L’article 4 a pour objectif de rendre obligatoire l’installation de caméras dans toutes les zones des abattoirs dans lesquelles des animaux vivants sont manipulés. Il s’agit là d’une proposition fondamentale qui rencontre une très forte adhésion de nos concitoyens. Ce contrôle vidéo (il ne s’agit en aucun cas de vidéo-surveillance) est aujourd’hui nécessaire pour rétablir le lien de confiance entre les consommateurs et les abattoirs, lien qui est aujourd’hui en grande partie brisé.
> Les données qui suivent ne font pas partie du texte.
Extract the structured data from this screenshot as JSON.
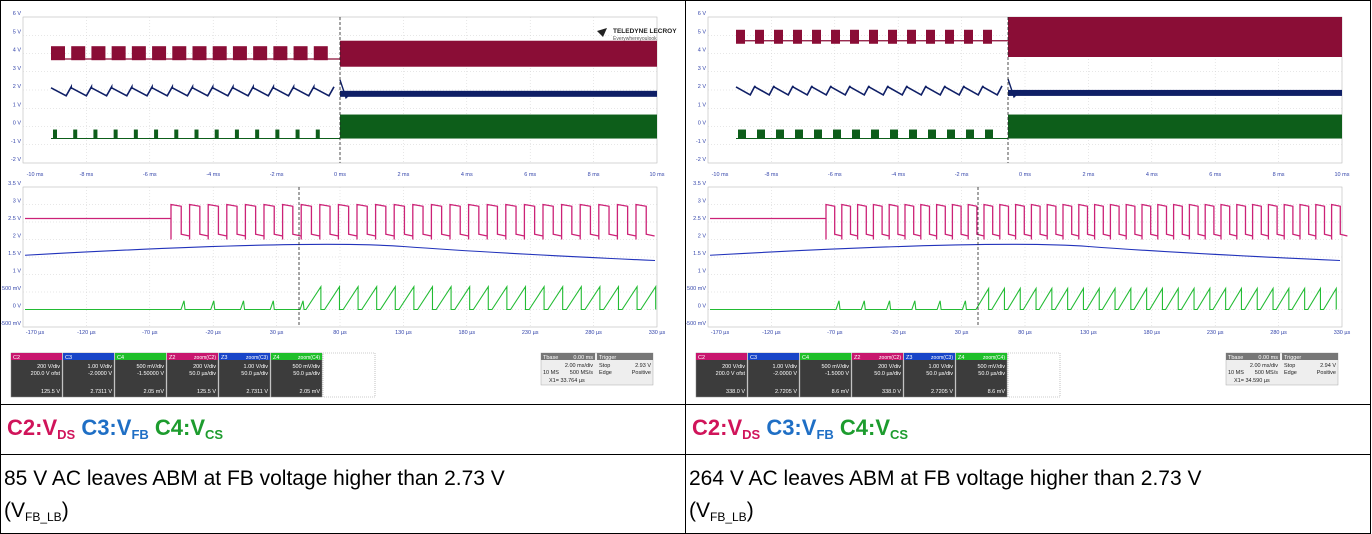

Cet outil de contrôle doit néanmoins être précisé par la loi afin d’en encadrer les finalités et éviter qu’il ne soit utilisé pour surveiller les salariés.

L’article 5 prévoit d’autoriser les parlementaires à visiter les établissements d’abattage français de façon inopinée, éventuellement accompagnés de journalistes titulaires de la carte d’identité professionnelle.

Les sanctions
S’agissant des sanctions enfin, celles-ci ont déjà été significativement renforcées par le projet de loi relatif à la transparence, à la lutte contre la corruption et à la modernisation de la vie économique.
Il semble nécessaire d’aller plus loin et, en particulier, de modifier l’article 2-13 du code de procédure pénale relatif à la constitution de partie civile des associations afin d’y inclure les infractions pénales relevant du code rural et de la pêche maritime. C’est ce que prévoit l’article 6.

L’AFAAD soutient cette proposition de loi

Cette proposition de loi est importante et inédite, elle pourrait ouvrir la voie à une évolution nécessaire des pratiques en abattoir.
Pour rappel, lors de son audition devant la Commission d’enquête sur les conditions d’abattage en mai dernier, l’AFAAD a été la seule association à proposer la création de Comités d’Éthique ou de suivi dans les abattoirs; comités impliquant grandement les associations de protection animale. Nous nous réjouissons que cette disposition soit présentée dans le texte de loi.
Bien évidemment, nous souhaitons que cette proposition de loi soit ensuite inscrite à l’ordre du jour de l’Assemblée Nationale pour qu’elle soit discutée et adoptée.